Most U.S. installations in Iraq and Afghanistan are heavily guarded with rings of razor wire, huge sand-filled barriers, blast walls and security cameras. It is rare — almost unheard of — for insurgents to breach such defenses and get inside.
Maj. T.G. Taylor, an American public-affairs officer, said it was unclear how the attackers penetrated the base or how many there were. He stressed he was not in Kamdesh at the time and that his information was based on preliminary reports.
Taylor said 24 Americans and 10 Afghan soldiers were wounded during the fighting. Large portions of the base burned down, probably from incoming rocket and machine gun fire, he said.
The evening before the attack, insurgents comprised mostly of local Nuristani fighters began warning villagers “that something was going to go down and asked them to evacuate,” Taylor told The Associated Press in a telephone interview from nearby Jalalabad.
It’s unclear whether civilians fled, but local police units did — nearly all except the police chief, who was later captured and executed.
Coalition forces fended off the assault with “a combination of close air support and small-arms fire,” Taylor said.
NATO officials have said the coalition used artillery and helicopter gunships.

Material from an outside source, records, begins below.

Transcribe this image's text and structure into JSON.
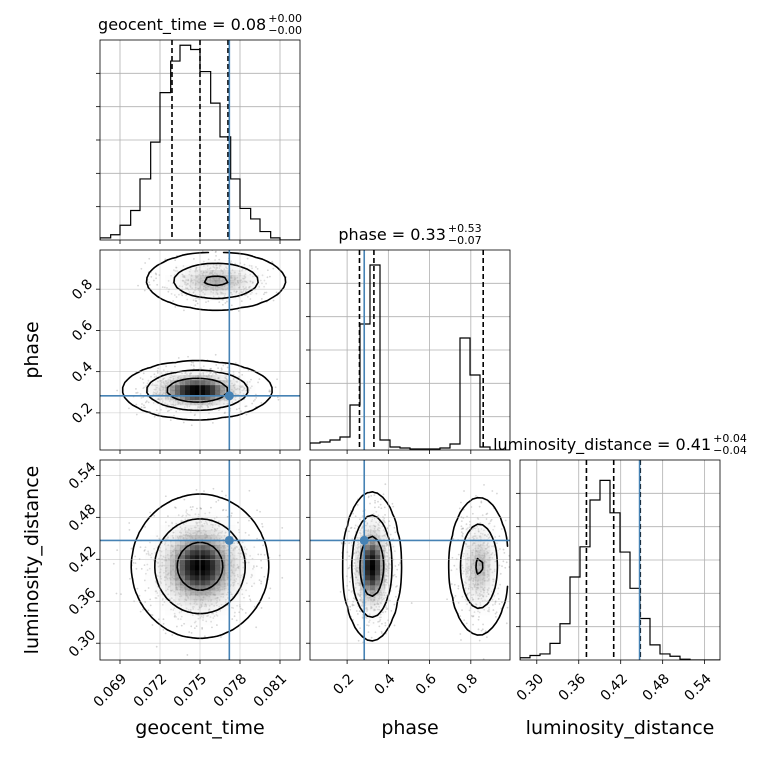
{
  "chart_data": {
    "type": "corner",
    "params": [
      "geocent_time",
      "phase",
      "luminosity_distance"
    ],
    "truths": [
      0.0772,
      0.283,
      0.447
    ],
    "colors": {
      "truth": "#4682b4",
      "line": "#000000",
      "grid": "#b0b0b0",
      "points": "#888888"
    },
    "grid": true,
    "axes": {
      "geocent_time": {
        "range": [
          0.0675,
          0.0825
        ],
        "ticks": [
          0.069,
          0.072,
          0.075,
          0.078,
          0.081
        ],
        "tick_labels": [
          "0.069",
          "0.072",
          "0.075",
          "0.078",
          "0.081"
        ],
        "xlabel": "geocent_time"
      },
      "phase": {
        "range": [
          0.02,
          0.99
        ],
        "ticks": [
          0.2,
          0.4,
          0.6,
          0.8
        ],
        "tick_labels": [
          "0.2",
          "0.4",
          "0.6",
          "0.8"
        ],
        "xlabel": "phase",
        "ylabel": "phase"
      },
      "luminosity_distance": {
        "range": [
          0.276,
          0.562
        ],
        "ticks": [
          0.3,
          0.36,
          0.42,
          0.48,
          0.54
        ],
        "tick_labels": [
          "0.30",
          "0.36",
          "0.42",
          "0.48",
          "0.54"
        ],
        "xlabel": "luminosity_distance",
        "ylabel": "luminosity_distance"
      }
    },
    "titles": [
      {
        "param": "geocent_time",
        "label": "geocent_time = 0.08",
        "sup": "+0.00",
        "sub": "−0.00"
      },
      {
        "param": "phase",
        "label": "phase = 0.33",
        "sup": "+0.53",
        "sub": "−0.07"
      },
      {
        "param": "luminosity_distance",
        "label": "luminosity_distance = 0.41",
        "sup": "+0.04",
        "sub": "−0.04"
      }
    ],
    "histograms": [
      {
        "param": "geocent_time",
        "bin_edges": [
          0.0675,
          0.0683,
          0.069,
          0.0698,
          0.0705,
          0.0713,
          0.072,
          0.0728,
          0.0735,
          0.0743,
          0.075,
          0.0758,
          0.0765,
          0.0773,
          0.078,
          0.0788,
          0.0795,
          0.0803,
          0.081,
          0.0818,
          0.0825
        ],
        "counts": [
          2,
          5,
          14,
          28,
          58,
          93,
          140,
          170,
          185,
          181,
          160,
          130,
          98,
          58,
          30,
          20,
          8,
          2,
          0,
          0
        ],
        "quantiles": [
          0.0729,
          0.075,
          0.0771
        ],
        "ymax": 190
      },
      {
        "param": "phase",
        "bin_edges": [
          0.02,
          0.0685,
          0.117,
          0.1655,
          0.214,
          0.2625,
          0.311,
          0.3595,
          0.408,
          0.4565,
          0.505,
          0.5535,
          0.602,
          0.6505,
          0.699,
          0.7475,
          0.796,
          0.8445,
          0.893,
          0.9415,
          0.99
        ],
        "counts": [
          7,
          8,
          10,
          13,
          45,
          126,
          185,
          10,
          3,
          2,
          1,
          1,
          1,
          2,
          6,
          112,
          75,
          3,
          0,
          0
        ],
        "quantiles": [
          0.26,
          0.33,
          0.86
        ],
        "ymax": 200
      },
      {
        "param": "luminosity_distance",
        "bin_edges": [
          0.276,
          0.2903,
          0.3046,
          0.3189,
          0.3332,
          0.3475,
          0.3618,
          0.3761,
          0.3904,
          0.4047,
          0.419,
          0.4333,
          0.4476,
          0.4619,
          0.4762,
          0.4905,
          0.5048,
          0.5191,
          0.5334,
          0.5477,
          0.562
        ],
        "counts": [
          3,
          6,
          8,
          22,
          48,
          110,
          150,
          212,
          238,
          195,
          143,
          95,
          55,
          20,
          8,
          5,
          1,
          0,
          0,
          0
        ],
        "quantiles": [
          0.371,
          0.41,
          0.448
        ],
        "ymax": 265
      }
    ],
    "pairs": [
      {
        "x": "geocent_time",
        "y": "phase",
        "modes": [
          {
            "cx": 0.0762,
            "cy": 0.84,
            "sx": 0.0018,
            "sy": 0.048,
            "weight": 0.35
          },
          {
            "cx": 0.0748,
            "cy": 0.31,
            "sx": 0.0018,
            "sy": 0.045,
            "weight": 0.65
          }
        ]
      },
      {
        "x": "geocent_time",
        "y": "luminosity_distance",
        "modes": [
          {
            "cx": 0.075,
            "cy": 0.41,
            "sx": 0.0017,
            "sy": 0.034,
            "weight": 1.0
          }
        ]
      },
      {
        "x": "phase",
        "y": "luminosity_distance",
        "modes": [
          {
            "cx": 0.32,
            "cy": 0.41,
            "sx": 0.045,
            "sy": 0.034,
            "weight": 0.65
          },
          {
            "cx": 0.84,
            "cy": 0.41,
            "sx": 0.05,
            "sy": 0.034,
            "weight": 0.35
          }
        ]
      }
    ],
    "contour_levels": [
      0.39,
      0.86,
      0.99
    ],
    "show_points": true,
    "show_density": true
  }
}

But the worst of the battle came when attackers were able to “breach the perimeter of one of the bases and get inside,” Taylor said. “They got a foothold on the base. But coalition and Afghan national army forces consolidated their positions, retook the parts of the base the enemy was on and re-established security.”
Close-quarters combat would have been likely at such a time — a rarity in both the Afghan and Iraq wars for U.S. troops.
Fighting dragged on for about 5 1/2 to six hours until coalition reinforcements were flown in by helicopter to a nearby location, Taylor said. The reinforcements could not land in the area and traveled to the bases on foot.
Asked how insurgents were able to get close enough to carry out the attack, Taylor cited difficulties distinguishing fighters from the general population.
Fort Carson unit
Eight U.S. soldiers killed in a weekend attack in Afghanistan were from a single Fort Carson unit, the 4th Brigade Combat Team, 4th Infantry Division. The brigade has seen some of the fiercest fighting in Iraq and Afghanistan. Lt. Col. Steve Wollman said about 3,500 troops from the brigade are in Afghanistan.